For hundreds of years, Charlestown was famous for its pottery and the Edmands family was one of the most successful producers of stoneware.

Charlestown was famous for its earthenware, dating back to the Provincial Period of the late 1600s. There were huge clay deposits in the area between Medford Street and the Mystic River and early potters used the clay from these pits to make their pots.

By the 18th Century, Charlestown was the heart of the pottery business — there were upwards of 40 potters operating out of eight or nine shops near Austin Street. During their heyday they shipped their red ware north to Maine and south to Cape Cod and to the Connecticut River. At the peak of its prosperity, in 1775, the town, with all its buildings including its pottery shops, were destroyed by fire.

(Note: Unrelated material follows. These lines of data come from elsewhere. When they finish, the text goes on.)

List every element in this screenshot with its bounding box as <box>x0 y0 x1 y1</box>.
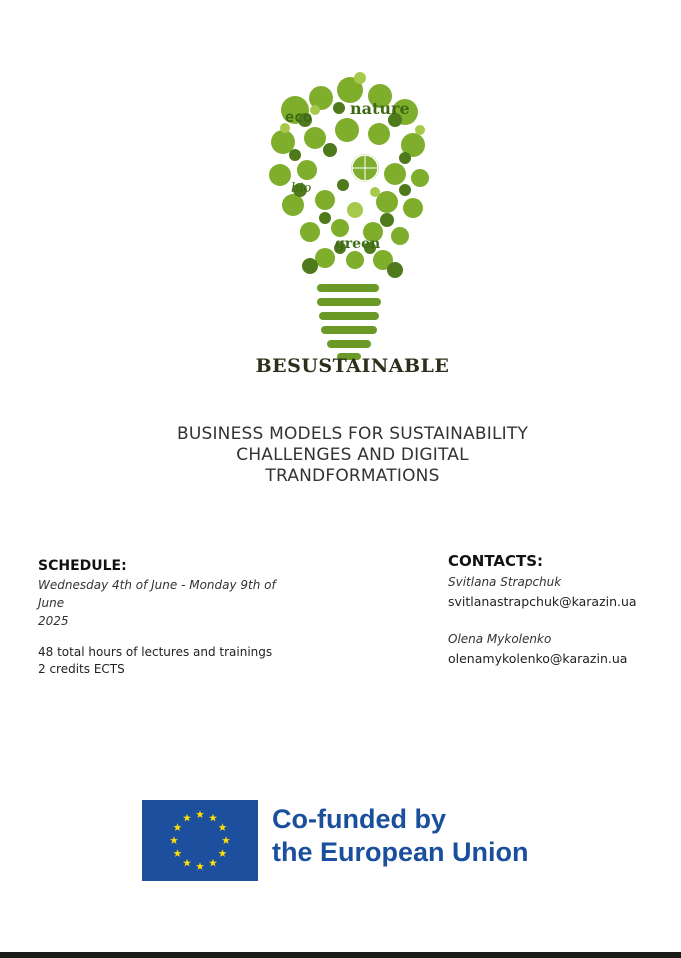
logo-word-green: green <box>335 236 381 252</box>
contact-name: Svitlana Strapchuk <box>448 575 562 589</box>
contact-name: Olena Mykolenko <box>448 632 552 646</box>
bottom-divider <box>0 952 681 958</box>
document-title <box>130 424 575 487</box>
logo-word-eco: eco <box>285 108 313 126</box>
contact-email[interactable]: olenamykolenko@karazin.ua <box>448 651 628 666</box>
logo-word-bio: bio <box>291 181 312 196</box>
title-line-2: CHALLENGES AND DIGITAL <box>236 445 469 465</box>
lightbulb-eco-icon <box>255 50 440 370</box>
contacts-section <box>448 552 668 667</box>
schedule-credits: 2 credits ECTS <box>38 662 125 676</box>
contacts-heading: CONTACTS: <box>448 552 544 570</box>
brand-name: BESUSTAINABLE <box>255 355 450 377</box>
title-line-3: TRANDFORMATIONS <box>265 466 440 486</box>
schedule-dates-line-1: Wednesday 4th of June - Monday 9th of June <box>38 578 276 610</box>
eu-line-1: Co-funded by <box>272 804 446 834</box>
schedule-dates-line-2: 2025 <box>38 614 69 628</box>
logo-word-nature: nature <box>350 99 410 118</box>
eu-cofunded-label <box>272 803 572 869</box>
eu-flag-icon <box>142 800 258 881</box>
schedule-heading: SCHEDULE: <box>38 558 127 574</box>
contact-email[interactable]: svitlanastrapchuk@karazin.ua <box>448 594 637 609</box>
schedule-section <box>38 558 298 678</box>
title-line-1: BUSINESS MODELS FOR SUSTAINABILITY <box>176 424 529 444</box>
eu-line-2: the European Union <box>272 837 529 867</box>
schedule-hours: 48 total hours of lectures and trainings <box>38 645 273 659</box>
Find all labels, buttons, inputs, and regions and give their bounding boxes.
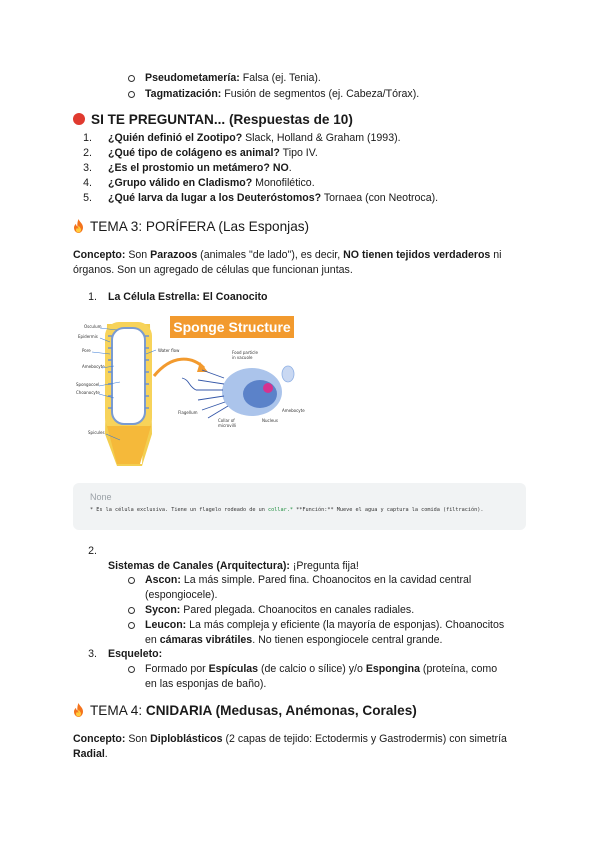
list-number: 4. [83, 177, 92, 189]
hollow-bullet-icon [128, 577, 135, 584]
bold-text: Espículas [208, 663, 259, 675]
list-item [108, 647, 162, 661]
list-number: 2. [83, 147, 92, 159]
question: ¿Grupo válido en Cladismo? [108, 177, 253, 189]
code-text: **Función:** Mueve el agua y captura la comida (filtración). [293, 507, 484, 513]
definition: La más simple. Pared fina. Choanocitos en la cavidad central [180, 574, 472, 586]
heading-text: SI TE PREGUNTAN... (Respuestas de 10) [91, 112, 353, 127]
list-number: 2. [88, 545, 97, 557]
concepto-paragraph-line2 [73, 747, 108, 761]
sponge-structure-figure [72, 314, 305, 466]
svg-text:in vacuole: in vacuole [232, 355, 253, 360]
section-heading-tema4 [73, 702, 417, 720]
fire-icon [73, 219, 84, 233]
answer: Tipo IV. [279, 147, 318, 159]
code-text: * Es la célula exclusiva. Tiene un flagelo rodeado de un [90, 507, 269, 513]
list-number: 3. [88, 648, 97, 660]
code-highlight: collar.* [268, 507, 294, 513]
svg-text:Pore: Pore [82, 348, 91, 353]
svg-text:Amebocyte: Amebocyte [282, 408, 305, 413]
definition: Pared plegada. Choanocitos en canales radiales. [180, 604, 415, 616]
red-circle-icon [73, 113, 85, 125]
list-item [108, 290, 268, 304]
list-item [108, 191, 438, 205]
definition: Fusión de segmentos (ej. Cabeza/Tórax). [221, 88, 420, 100]
hollow-bullet-icon [128, 607, 135, 614]
code-block [73, 483, 526, 530]
svg-text:Flagellum: Flagellum [178, 410, 198, 415]
text: en [145, 634, 160, 646]
svg-text:Osculum: Osculum [84, 324, 102, 329]
question: ¿Quién definió el Zootipo? [108, 132, 243, 144]
text: (animales "de lado"), es decir, [197, 249, 344, 261]
svg-text:Epidermis: Epidermis [78, 334, 98, 339]
svg-text:Water flow: Water flow [158, 348, 180, 353]
term: Ascon: [145, 574, 181, 586]
heading-bold-text: CNIDARIA (Medusas, Anémonas, Corales) [145, 703, 417, 718]
term: Tagmatización: [145, 88, 222, 100]
svg-text:microvilli: microvilli [218, 423, 237, 428]
heading-text: TEMA 4: [90, 703, 146, 718]
svg-text:Spongocoel: Spongocoel [76, 382, 100, 387]
bold-text: Radial [73, 748, 105, 760]
concepto-paragraph-line2: órganos. Son un agregado de células que funcionan juntas. [73, 264, 353, 276]
term: Sycon: [145, 604, 181, 616]
concepto-paragraph [73, 248, 502, 262]
concepto-paragraph [73, 732, 507, 746]
list-number: 1. [83, 132, 92, 144]
term: Leucon: [145, 619, 187, 631]
hollow-bullet-icon [128, 622, 135, 629]
bold-text: Diploblásticos [150, 733, 223, 745]
list-item [145, 573, 471, 587]
heading-text: TEMA 3: PORÍFERA (Las Esponjas) [90, 219, 310, 234]
text: . [104, 748, 108, 760]
text: Son [125, 249, 151, 261]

Although many potters never recovered, in 1812 Barnabas Edmands built a pottery on Austin Street where he began to make stoneware. Researchers discovered that red ware was poisonous because of its lead content and Edmands was one of many trying to introduce stoneware as a better alternative. It was a harder ceramic; it burned at a higher temperature, did not leak and was safe to use.

In 1850, Edmands and his family moved their pottery factory to a wharf on the Mystic River, toward the Neck. There, they built large furnaces to replace their out-of-date kilns. Edmands’ sons, Edward and Thomas continued the company as Edmands & Hopper Pottery Works and added the manufacture of drain pipe to the pottery line. The factory produced pottery on the banks of the Mystic River until 1905.

Information for this article was compiled from various resources, including ‘Gaining Ground: a History of Landmaking in Boston’ by Nancy S. Seasholes and ‘Early New England Potters and Their Wares’ by Lura Woodside Watkins.